Review: The Motels’ Great Lost ‘Apocalypso’ Worth the 3-Decade Wait

The album offers a case study in what can go right and wrong when dark work is shelved for commerciality

It’s never too late for a shelved album to get released from the vault. Some suppressed projects, like Prince’s “The Black Album,” only gather dust for a few years before seeing the light of day. Others might take 45 years – like the Beach Boys’ “Smile,” the original tapes of which are supposedly being pieced together for pop history’s most seriously belated official release.

Nothing else in the rock era is going to rival “Smile” for a conception-to-light-of-day gap. But the Motels’ “Apocalypso” might set a new mark for greatest time elapsed for a MIA alt-rock — or do we need to say New Wave? — album.

Recorded in 1981 for Capitol, the aborted LP is finally seeing release through the independent Omnivore label, complete with the original fiery (and expensive) intended jacket art, just in time to commemorate the 30th anniversary of its … snuffing.

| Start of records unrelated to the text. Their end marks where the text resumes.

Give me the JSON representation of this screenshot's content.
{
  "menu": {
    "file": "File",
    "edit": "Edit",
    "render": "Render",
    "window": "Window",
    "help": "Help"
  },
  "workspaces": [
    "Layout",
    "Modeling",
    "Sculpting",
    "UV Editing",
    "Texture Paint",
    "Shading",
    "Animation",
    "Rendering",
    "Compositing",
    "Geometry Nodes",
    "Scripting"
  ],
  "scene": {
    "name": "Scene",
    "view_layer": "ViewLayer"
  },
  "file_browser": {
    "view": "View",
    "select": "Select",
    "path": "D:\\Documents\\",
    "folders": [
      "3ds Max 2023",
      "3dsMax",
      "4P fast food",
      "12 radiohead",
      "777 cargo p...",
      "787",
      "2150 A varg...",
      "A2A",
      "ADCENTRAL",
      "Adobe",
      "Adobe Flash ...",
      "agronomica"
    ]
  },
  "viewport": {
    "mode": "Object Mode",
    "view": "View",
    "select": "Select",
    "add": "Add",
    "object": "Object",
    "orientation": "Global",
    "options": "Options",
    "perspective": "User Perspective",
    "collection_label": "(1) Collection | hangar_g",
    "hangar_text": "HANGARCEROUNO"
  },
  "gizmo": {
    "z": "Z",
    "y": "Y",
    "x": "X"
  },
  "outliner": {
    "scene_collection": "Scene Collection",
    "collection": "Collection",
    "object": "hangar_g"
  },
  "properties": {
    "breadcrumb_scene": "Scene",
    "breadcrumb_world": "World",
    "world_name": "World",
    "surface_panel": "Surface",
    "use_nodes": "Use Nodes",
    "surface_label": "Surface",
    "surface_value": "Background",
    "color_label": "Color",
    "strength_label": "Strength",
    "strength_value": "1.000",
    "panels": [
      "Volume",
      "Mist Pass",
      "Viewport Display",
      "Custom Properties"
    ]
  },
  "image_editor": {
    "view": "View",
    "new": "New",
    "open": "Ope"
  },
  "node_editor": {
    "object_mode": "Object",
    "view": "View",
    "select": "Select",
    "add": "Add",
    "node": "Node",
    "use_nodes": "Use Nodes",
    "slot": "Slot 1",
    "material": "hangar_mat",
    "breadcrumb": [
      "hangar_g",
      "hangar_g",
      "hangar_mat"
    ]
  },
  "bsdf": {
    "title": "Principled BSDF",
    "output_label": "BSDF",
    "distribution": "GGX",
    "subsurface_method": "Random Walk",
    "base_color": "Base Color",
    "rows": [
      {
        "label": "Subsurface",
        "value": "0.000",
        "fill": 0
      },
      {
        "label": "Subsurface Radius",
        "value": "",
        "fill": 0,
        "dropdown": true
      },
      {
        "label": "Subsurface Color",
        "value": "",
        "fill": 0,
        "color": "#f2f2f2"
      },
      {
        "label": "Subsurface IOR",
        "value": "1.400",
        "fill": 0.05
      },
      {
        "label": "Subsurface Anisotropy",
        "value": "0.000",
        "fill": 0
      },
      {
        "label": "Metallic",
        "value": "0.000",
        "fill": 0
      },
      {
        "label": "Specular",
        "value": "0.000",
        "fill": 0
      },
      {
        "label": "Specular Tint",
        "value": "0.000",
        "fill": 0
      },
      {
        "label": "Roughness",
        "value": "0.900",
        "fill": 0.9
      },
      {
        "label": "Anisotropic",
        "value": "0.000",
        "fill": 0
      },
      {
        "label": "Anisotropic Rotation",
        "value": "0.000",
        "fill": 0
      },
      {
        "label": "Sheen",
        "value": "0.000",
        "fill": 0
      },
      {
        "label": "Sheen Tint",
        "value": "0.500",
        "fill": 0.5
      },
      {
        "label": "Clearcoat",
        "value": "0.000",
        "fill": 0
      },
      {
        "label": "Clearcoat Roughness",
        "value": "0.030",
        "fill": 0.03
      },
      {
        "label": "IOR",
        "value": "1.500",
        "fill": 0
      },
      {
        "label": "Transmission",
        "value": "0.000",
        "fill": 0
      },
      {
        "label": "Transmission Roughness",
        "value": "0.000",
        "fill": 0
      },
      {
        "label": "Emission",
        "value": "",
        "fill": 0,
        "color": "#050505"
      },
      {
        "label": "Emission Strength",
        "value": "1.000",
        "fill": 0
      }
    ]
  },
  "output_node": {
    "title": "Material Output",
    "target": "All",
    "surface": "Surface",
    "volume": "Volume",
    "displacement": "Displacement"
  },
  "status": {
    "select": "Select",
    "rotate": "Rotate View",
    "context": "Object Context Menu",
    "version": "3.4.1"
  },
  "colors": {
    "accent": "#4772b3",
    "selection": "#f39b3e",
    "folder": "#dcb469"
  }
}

While “worth the wait” may no longer qualify after a certain number of decades have passed, “Apocalypso” does turn out to be the lost gem that Motels fans hoped for, at least those who even knew of its cobweb-laden existence. Even so, you’d be hard-pressed to second-guess the suits who nixed the project and had the band regroup and record the album that briefly made them stars instead.

For about a four-year period from 1979-82, the Motels were one of the great L.A. bands, with Martha Davis playing a half-seductive, half-tragic noir heroine nightly at venues like Madame Wong’s. By the time they were ready for their third album, Capitol was ready for a hit. What they got, instead, was Davis’ then-boyfriend, Tim McGovern, a lead guitarist and arranger whose instincts lay anywhere but with the then-nascent MTV.

The band recorded “Apocalypso” with a hot producer of the moment, Val Garay (“Bette Davis Eyes”), but as Davis makes clear in the liner notes, McGovern ran as roughshod over Garay in the studio as he ran over her in their down time. Upon hearing the results, Capitol said it was time to make a return on their investment, which meant scrapping the album, scrapping McGovern as both guitarist/de-facto-producer and boyfriend, and letting Garay really produce.

The slickly re-recorded result, “All Four One,” was the band’s breakthrough “third” album – although the title made obscure reference to the fact that the real third one had slipped, or been pushed through, through the cracks.

In her liner notes, Davis doesn’t evidence too much nostalgia for her volatile relationship with McGovern, but she does miss “the last time the Motels were uninhibited, wild, and not worried about our place on the charts. In my heart, I think I’ve always liked ‘Apocalpso’ more.”

You might be hard-pressed to disagree, especially since ex-Capitol A&R man Bruce Ravid, in a separate liner essay, points out that “if the Motels were a new band just coming out now, I’d suggest a vibe closer to the sound of this album. Indie bands are much more lo-fi these days.” Even he says that when the band came back with the substitute effort, “All Four One,” “I quietly wondered at the time whether maybe it was a little too clean for a band that had such artistic cred.”

Even now, it’s great fun to A/B the two albums – which share seven out of their 10 songs – and form a dusty-armchair quarterback opinion on which of the common tunes came out better in which rendering. McGovern’s approach was to make Davis sound like she was singing in a reverb chamber one room over, all but eliminate Marty Jourard’s trademark keys and sax, fuzz out the guitars, and make his own solos sound as untraditional and nutso as possible.

That served most of the songs well, at least if you cotton to McGovern’s nutso-surf-guitar sensibilities, as heard on “Tragic Surf,” the one track that survived the transition between albums. Others, like “Only the Lonely” and (ironically, the guitar-driven) “Mission of Mercy,” turned out better on the re-do.

Commercially, the Capitol execs and Davis ultimately made the right decision to go in and re-record an album that only played at darkness instead of embracing it.

Of course, it was that very commerciality that ultimately killed the band. A lesson that resonates even 30 years later, no?